NS23A-3888:
Constraining the Dynamic Rupture Properties with Moment Tensor Derived Vp/Vs Ratios.

Tuesday, 16 December 2014
Lindsay Smith-Boughner, Adam M Baig, Ted Urbancic and Gisela Fernandes Viegas, Engineering Seismology Group Canada Inc, Kingston, ON, Canada
Abstract:
The goal of hydraulic fracturing is to increase the permeability of rocks to extract hydrocarbons from “tight” formations. This process stimulates fluid-driven fractures which induce microseismic events. Successfully treating the formations, stimulating large volumes of the reservoir, depends on targeting parts of the formation with more “brittleness”, a property which is frequently characterized from the mechanical properties of the rock. Typically, these properties are constrained using well-logs, vertical seismic profiles and 3-D seismic surveys. Such tools provide a static view of the reservoir on very large or very small scales. While lithology controls the average rock strength within a unit, the content (gas or fluid filled), the shape of the pore space and the concentration of micro-fractures alters the mechanical properties of the reservoir.

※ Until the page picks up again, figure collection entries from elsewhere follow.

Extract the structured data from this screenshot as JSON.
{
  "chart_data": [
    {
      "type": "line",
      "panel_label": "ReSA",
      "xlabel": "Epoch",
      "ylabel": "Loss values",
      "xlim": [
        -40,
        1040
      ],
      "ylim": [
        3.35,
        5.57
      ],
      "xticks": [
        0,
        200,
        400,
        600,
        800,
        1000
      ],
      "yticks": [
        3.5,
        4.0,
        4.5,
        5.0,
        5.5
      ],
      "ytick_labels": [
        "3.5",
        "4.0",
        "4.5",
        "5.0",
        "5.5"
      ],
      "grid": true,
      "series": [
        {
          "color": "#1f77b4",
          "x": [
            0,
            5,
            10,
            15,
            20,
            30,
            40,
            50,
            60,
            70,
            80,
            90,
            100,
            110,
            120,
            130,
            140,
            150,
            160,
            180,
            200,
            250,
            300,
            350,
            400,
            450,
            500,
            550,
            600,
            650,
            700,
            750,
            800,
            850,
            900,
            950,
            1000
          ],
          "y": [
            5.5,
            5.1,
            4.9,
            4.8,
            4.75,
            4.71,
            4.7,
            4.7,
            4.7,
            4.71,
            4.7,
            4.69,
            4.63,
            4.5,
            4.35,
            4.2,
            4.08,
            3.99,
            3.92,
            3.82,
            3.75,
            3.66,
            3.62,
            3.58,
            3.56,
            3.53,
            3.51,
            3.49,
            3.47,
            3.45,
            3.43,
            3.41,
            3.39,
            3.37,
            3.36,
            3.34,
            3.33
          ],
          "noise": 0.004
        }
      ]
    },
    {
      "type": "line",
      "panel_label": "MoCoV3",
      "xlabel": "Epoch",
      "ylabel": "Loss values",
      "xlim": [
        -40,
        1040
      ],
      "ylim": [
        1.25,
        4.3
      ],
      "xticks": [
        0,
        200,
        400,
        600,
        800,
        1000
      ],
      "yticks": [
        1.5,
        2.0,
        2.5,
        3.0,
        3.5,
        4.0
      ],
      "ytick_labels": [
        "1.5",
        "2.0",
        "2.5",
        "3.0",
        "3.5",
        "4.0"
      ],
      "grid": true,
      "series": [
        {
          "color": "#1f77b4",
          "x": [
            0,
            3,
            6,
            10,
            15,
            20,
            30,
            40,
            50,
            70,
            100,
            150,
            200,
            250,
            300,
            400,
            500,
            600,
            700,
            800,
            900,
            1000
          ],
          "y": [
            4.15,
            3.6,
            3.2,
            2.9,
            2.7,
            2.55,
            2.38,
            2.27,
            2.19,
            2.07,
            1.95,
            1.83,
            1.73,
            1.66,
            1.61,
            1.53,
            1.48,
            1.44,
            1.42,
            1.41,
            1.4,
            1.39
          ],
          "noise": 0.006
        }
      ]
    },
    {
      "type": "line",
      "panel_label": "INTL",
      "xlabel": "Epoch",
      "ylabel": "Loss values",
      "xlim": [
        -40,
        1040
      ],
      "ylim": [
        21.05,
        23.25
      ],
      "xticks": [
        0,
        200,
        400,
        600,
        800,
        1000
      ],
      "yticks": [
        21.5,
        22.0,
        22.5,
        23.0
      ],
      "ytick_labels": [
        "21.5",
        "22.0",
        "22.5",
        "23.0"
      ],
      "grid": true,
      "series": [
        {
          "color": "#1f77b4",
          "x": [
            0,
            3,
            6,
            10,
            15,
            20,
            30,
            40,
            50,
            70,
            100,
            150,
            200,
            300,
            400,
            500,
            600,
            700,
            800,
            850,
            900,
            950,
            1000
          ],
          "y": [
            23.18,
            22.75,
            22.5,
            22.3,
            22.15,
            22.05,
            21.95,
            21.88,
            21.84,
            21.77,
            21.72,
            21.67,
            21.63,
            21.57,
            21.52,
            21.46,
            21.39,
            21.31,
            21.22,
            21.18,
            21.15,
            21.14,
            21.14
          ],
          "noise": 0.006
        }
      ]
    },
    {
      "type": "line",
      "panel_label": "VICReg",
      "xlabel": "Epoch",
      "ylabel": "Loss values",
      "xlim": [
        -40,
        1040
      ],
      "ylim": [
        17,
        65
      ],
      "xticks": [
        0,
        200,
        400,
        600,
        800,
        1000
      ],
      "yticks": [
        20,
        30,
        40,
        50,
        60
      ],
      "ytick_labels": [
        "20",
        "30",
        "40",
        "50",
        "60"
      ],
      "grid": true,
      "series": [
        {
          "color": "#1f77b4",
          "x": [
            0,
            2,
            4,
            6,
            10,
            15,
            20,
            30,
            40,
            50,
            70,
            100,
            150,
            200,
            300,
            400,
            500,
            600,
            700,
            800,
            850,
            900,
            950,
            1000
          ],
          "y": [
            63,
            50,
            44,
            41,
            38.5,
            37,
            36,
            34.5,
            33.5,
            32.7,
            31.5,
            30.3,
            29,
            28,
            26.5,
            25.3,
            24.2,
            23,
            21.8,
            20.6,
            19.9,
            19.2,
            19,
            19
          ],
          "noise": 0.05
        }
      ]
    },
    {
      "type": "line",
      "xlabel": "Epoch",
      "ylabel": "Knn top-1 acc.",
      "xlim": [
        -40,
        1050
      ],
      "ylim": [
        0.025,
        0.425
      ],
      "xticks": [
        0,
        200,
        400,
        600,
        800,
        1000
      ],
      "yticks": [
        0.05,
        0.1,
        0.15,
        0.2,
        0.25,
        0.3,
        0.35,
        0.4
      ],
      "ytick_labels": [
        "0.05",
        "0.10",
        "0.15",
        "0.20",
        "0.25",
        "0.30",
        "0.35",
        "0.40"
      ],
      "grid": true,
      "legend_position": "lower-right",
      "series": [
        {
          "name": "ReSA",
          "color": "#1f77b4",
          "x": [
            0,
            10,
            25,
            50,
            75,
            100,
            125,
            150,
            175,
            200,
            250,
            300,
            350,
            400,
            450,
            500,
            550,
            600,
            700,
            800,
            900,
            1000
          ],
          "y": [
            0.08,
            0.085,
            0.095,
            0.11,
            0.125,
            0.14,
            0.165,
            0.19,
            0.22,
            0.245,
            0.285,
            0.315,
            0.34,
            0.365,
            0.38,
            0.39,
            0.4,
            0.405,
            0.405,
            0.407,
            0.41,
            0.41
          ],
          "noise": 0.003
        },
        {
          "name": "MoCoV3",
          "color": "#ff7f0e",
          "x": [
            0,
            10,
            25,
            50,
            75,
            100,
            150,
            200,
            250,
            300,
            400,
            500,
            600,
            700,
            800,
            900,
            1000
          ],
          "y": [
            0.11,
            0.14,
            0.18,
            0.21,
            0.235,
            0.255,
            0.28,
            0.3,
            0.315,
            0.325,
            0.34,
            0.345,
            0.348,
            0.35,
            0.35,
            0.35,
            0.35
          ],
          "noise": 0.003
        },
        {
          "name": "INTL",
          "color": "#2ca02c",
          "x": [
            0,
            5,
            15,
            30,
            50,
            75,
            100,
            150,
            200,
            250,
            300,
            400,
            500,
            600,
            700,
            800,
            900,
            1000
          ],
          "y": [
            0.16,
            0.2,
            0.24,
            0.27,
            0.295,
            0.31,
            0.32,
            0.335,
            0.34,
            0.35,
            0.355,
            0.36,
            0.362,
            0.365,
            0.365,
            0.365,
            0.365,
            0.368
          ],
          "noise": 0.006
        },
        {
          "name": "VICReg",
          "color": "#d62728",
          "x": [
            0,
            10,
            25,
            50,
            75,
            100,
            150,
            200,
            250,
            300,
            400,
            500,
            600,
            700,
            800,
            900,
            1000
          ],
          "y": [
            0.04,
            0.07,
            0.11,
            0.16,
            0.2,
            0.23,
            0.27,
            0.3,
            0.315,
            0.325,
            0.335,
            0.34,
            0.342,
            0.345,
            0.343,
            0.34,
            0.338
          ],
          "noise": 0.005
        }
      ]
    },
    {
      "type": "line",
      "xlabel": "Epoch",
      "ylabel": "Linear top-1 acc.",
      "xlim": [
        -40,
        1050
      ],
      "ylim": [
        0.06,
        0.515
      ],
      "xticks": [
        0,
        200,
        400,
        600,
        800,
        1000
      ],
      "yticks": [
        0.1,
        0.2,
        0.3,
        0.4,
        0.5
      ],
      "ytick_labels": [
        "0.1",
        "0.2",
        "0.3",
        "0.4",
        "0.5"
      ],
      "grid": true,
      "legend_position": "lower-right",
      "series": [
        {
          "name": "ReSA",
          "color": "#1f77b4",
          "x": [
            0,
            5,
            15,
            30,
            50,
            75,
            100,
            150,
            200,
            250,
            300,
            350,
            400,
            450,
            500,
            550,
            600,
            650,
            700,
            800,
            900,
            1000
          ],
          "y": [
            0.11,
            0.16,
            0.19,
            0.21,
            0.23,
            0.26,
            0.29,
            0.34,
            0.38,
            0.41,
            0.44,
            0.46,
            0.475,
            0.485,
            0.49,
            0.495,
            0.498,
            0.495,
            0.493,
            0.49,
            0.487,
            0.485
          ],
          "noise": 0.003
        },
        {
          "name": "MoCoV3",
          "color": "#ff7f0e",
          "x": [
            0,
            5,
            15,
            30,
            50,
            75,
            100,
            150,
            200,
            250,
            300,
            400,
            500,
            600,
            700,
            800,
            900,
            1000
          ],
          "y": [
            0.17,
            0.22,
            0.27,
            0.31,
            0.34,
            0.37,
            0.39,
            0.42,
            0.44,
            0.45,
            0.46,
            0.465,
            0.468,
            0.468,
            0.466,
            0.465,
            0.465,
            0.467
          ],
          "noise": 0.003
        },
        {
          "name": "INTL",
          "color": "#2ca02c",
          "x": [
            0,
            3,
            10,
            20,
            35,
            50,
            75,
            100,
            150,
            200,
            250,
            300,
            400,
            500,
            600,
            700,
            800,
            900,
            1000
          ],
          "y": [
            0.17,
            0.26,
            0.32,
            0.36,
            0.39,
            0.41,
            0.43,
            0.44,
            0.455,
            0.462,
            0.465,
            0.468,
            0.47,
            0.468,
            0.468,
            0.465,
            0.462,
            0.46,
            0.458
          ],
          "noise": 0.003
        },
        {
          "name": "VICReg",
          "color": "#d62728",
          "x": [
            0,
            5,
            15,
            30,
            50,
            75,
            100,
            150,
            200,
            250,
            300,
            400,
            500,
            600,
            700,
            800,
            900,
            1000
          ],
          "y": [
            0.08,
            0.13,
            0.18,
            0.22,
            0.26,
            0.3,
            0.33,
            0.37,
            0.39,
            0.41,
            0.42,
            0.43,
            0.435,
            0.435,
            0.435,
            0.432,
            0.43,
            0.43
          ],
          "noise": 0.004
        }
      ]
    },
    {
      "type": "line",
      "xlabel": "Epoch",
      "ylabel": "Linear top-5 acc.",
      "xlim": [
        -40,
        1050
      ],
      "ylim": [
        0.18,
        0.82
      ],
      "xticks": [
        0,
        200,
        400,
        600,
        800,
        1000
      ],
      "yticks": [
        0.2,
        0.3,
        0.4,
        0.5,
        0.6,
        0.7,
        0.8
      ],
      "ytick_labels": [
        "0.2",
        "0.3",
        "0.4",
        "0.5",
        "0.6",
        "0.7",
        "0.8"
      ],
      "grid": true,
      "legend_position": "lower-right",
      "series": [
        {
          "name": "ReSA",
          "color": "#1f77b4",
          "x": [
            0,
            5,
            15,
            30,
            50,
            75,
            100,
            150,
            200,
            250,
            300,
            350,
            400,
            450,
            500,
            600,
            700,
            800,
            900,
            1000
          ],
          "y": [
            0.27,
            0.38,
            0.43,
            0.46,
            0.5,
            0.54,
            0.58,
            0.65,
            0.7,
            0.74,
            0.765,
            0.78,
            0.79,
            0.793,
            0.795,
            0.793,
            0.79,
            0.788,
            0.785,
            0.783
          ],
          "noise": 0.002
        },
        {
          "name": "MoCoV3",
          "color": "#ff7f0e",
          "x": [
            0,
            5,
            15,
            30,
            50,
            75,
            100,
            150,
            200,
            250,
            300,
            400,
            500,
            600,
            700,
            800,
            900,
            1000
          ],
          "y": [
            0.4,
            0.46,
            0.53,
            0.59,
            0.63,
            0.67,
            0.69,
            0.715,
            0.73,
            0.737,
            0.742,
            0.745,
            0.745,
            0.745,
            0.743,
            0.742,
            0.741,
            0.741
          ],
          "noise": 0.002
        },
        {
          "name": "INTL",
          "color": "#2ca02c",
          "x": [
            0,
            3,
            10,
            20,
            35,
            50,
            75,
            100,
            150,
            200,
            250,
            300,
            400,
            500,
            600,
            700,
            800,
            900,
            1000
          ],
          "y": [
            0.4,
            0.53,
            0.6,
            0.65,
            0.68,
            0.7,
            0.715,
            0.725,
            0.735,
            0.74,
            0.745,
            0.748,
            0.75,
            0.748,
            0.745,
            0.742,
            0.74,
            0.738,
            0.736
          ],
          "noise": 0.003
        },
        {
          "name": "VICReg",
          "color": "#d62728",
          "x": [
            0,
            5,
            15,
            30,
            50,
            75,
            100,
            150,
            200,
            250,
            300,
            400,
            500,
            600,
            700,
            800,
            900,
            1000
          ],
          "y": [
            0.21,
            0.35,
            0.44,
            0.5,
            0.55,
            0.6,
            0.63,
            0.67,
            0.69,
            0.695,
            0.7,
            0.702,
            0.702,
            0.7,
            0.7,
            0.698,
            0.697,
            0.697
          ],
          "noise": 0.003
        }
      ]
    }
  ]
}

 Seismic moment tensor inversion of the events generated during these stimulations reveals that they are significantly non-double-couple, and are described by a tensile angle and a Poisson’s ratio (or, equivalently, ratio of shear to compressional velocities, Vp/Vs) of the rock-fracture system. Following Vavryčuk (2011), the mechanical properties of the reservoir (i.e. Vp/Vs ratio) are estimated as the hydraulic fracture progresses from an extensive catalog of microseismic events spanning magnitudes of -1.5 to 0.8 in the Horn-River Basin, Canada.

 Studying several fracture stages in the reservoir reveals temporal and spatial variations in the rock strength within a unit as hydraulic fracturing proceeds. Initially, the estimated values of Vp/Vs are quite close to those determined from 3-D seismic surveys. As the stage progresses, previously fractured regions have lower Vp/Vs values. At the onset of maximum treating pressure, regions have anomalously high Vp/Vs values, which could reflect short-term local concentrations of high pore pressures or other interactions of the treatment with the formation. The relationship between source parameters and variations in Vp/Vs are also examined. This technique has the potential to provide a unique and dynamic view of variations in the reservoir both spatially and temporally.